Подготавливая к печати записи, я пытался показать, что чувствовали и как действовали эти мужчины и женщины, без всяких прикрас и без изменений. Я старался придерживаться фактов, даже когда мне хотелось немного смягчить их, дать полный отчет о каждой подробности, даже если хотелось вовсе их опустить. И все для того, чтобы дать читателю возможность в полной мере понять — я верил в то, что являюсь свидетелем одного из великих шедевров аналитического мышления, банколеновского метода раскрытия убийства.
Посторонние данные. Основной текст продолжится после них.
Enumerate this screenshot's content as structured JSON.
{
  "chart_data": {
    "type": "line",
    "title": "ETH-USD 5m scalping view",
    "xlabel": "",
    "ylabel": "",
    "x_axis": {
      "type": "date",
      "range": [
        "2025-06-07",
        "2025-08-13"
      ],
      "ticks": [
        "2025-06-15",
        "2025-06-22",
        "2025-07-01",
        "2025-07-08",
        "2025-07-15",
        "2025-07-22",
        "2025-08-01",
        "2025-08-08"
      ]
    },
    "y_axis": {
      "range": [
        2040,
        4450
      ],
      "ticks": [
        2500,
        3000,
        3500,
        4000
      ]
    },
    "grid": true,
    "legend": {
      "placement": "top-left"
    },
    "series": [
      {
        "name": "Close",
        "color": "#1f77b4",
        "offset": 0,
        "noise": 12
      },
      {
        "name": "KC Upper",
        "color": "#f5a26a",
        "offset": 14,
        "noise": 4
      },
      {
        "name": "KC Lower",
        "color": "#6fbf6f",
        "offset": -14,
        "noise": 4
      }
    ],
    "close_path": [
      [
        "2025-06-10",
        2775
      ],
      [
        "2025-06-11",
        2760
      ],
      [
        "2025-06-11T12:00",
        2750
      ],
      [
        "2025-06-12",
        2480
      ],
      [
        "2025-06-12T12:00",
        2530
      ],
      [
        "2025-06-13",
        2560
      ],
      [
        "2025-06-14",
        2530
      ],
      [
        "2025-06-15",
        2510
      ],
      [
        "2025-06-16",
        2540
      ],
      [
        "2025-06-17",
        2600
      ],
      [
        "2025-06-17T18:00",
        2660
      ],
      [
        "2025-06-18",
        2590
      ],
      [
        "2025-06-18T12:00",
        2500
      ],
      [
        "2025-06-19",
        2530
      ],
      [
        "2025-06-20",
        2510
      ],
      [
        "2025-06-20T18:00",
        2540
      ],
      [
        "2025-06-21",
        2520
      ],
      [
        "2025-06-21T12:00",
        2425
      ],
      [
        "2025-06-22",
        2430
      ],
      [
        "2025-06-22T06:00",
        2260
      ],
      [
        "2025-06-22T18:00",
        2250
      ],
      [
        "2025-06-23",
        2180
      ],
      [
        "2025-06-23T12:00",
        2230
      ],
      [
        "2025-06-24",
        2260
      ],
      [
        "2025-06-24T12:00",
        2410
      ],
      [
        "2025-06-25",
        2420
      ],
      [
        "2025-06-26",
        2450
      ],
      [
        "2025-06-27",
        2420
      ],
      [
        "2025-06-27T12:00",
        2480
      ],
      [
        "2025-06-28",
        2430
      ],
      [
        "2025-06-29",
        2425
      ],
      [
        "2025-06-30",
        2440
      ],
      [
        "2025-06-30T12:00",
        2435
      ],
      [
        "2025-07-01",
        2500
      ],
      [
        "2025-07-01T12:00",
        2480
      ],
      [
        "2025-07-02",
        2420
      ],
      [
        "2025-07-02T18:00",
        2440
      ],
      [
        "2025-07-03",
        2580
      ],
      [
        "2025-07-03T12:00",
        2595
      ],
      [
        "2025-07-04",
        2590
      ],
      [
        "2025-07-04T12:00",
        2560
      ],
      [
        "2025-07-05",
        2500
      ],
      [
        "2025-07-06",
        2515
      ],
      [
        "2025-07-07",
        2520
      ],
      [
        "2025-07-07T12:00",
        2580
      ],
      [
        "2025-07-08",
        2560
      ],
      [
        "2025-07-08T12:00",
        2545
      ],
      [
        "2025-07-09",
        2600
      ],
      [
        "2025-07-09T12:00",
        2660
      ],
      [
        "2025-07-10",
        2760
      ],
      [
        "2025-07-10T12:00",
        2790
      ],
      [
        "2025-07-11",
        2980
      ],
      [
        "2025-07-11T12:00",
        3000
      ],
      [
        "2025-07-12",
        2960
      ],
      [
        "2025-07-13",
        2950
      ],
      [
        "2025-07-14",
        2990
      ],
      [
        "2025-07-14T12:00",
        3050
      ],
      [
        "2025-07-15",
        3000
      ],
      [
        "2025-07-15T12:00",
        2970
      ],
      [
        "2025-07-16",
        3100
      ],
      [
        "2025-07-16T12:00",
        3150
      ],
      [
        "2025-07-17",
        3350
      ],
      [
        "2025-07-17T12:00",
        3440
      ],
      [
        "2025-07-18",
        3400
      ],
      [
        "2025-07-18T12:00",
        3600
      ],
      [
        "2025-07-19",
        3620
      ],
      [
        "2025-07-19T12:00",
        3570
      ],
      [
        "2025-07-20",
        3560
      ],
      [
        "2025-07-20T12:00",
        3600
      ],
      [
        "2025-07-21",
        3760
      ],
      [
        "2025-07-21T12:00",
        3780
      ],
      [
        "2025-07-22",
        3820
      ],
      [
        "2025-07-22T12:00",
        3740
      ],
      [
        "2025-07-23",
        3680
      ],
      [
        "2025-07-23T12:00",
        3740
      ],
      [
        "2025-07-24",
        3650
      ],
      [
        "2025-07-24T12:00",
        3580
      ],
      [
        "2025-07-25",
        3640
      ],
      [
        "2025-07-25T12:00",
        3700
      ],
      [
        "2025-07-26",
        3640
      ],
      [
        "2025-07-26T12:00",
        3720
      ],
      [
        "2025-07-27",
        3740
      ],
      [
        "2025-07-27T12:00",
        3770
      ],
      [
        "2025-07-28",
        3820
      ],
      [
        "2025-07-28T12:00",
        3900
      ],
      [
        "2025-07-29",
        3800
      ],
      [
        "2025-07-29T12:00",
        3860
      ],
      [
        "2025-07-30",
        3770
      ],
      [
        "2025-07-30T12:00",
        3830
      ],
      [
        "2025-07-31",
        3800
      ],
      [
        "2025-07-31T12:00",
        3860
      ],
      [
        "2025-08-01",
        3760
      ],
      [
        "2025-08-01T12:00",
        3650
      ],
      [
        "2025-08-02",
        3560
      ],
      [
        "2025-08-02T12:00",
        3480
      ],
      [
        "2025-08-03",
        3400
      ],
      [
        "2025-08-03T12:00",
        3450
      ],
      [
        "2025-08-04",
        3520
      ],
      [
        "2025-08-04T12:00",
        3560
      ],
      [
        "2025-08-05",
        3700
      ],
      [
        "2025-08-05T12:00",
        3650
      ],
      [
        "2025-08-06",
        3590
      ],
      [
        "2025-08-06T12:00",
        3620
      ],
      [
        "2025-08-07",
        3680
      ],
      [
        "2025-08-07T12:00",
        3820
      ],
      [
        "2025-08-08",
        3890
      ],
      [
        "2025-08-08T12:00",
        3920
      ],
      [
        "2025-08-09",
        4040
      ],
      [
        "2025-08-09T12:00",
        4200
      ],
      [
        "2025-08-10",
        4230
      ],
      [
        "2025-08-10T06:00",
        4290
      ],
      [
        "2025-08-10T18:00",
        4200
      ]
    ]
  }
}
Все мы понимали, что приближается кульминационная точка расследования. Но что последует целая серия таких кульминационных пунктов, один хуже другого — могу сказать, я только рад, что этого не подозревал даже Банколен. То, что произошло, было поистине ужасно. Когда в то утро — точнее, днем — я просматривал газеты, а Банколен читал рукопись Вотреля, я испугался. Невозможно представить, чтобы все это говорилось о нас! По всему выходило, что мы живем в блестящем мире и личности почти героические, что не имело ничего общего с растерянными, обычными людьми, каковы мы на самом деле… Знакомые квартиры, знакомые вещи… Я бродил по комнатам и вдруг вспомнил о почте — я не просматривал ее два дня. Томас аккуратно складывал всю корреспонденцию на поднос в холле. Пара приглашений, письмо из дома (это понятно! Какой отец семейства усидит в кресле, услышав обо всем этом ужасе?), счет от портного и — пневмопочта. Должно быть, доставлена совсем недавно, не больше получаса назад, когда меня еще не было дома. Знакомый почерк. Черт побери, кто мог прислать мне письмо по пневматической почте?
«Дорогой Джефор, я попала в ужасную неприятность! Сегодня утром получила телеграмму от отца. Джефор, он не мог так быстро услышать об этом. Он сел на первый же авиарейс из Лондона, и я не могу представить, в чем дело, но очень боюсь. Обо мне все говорят, но я не сделала ничего плохого, вы же знаете! Джефор, не могли бы вы прийти ко мне сегодня вечером? Отец терпеть не может французов. Может, вы с ним поладите. Здесь отвратительно меня заставляют лежать в постели, но я хочу поблагодарить вас за то, что вчера вы были со мной. Прошу вас, приходите.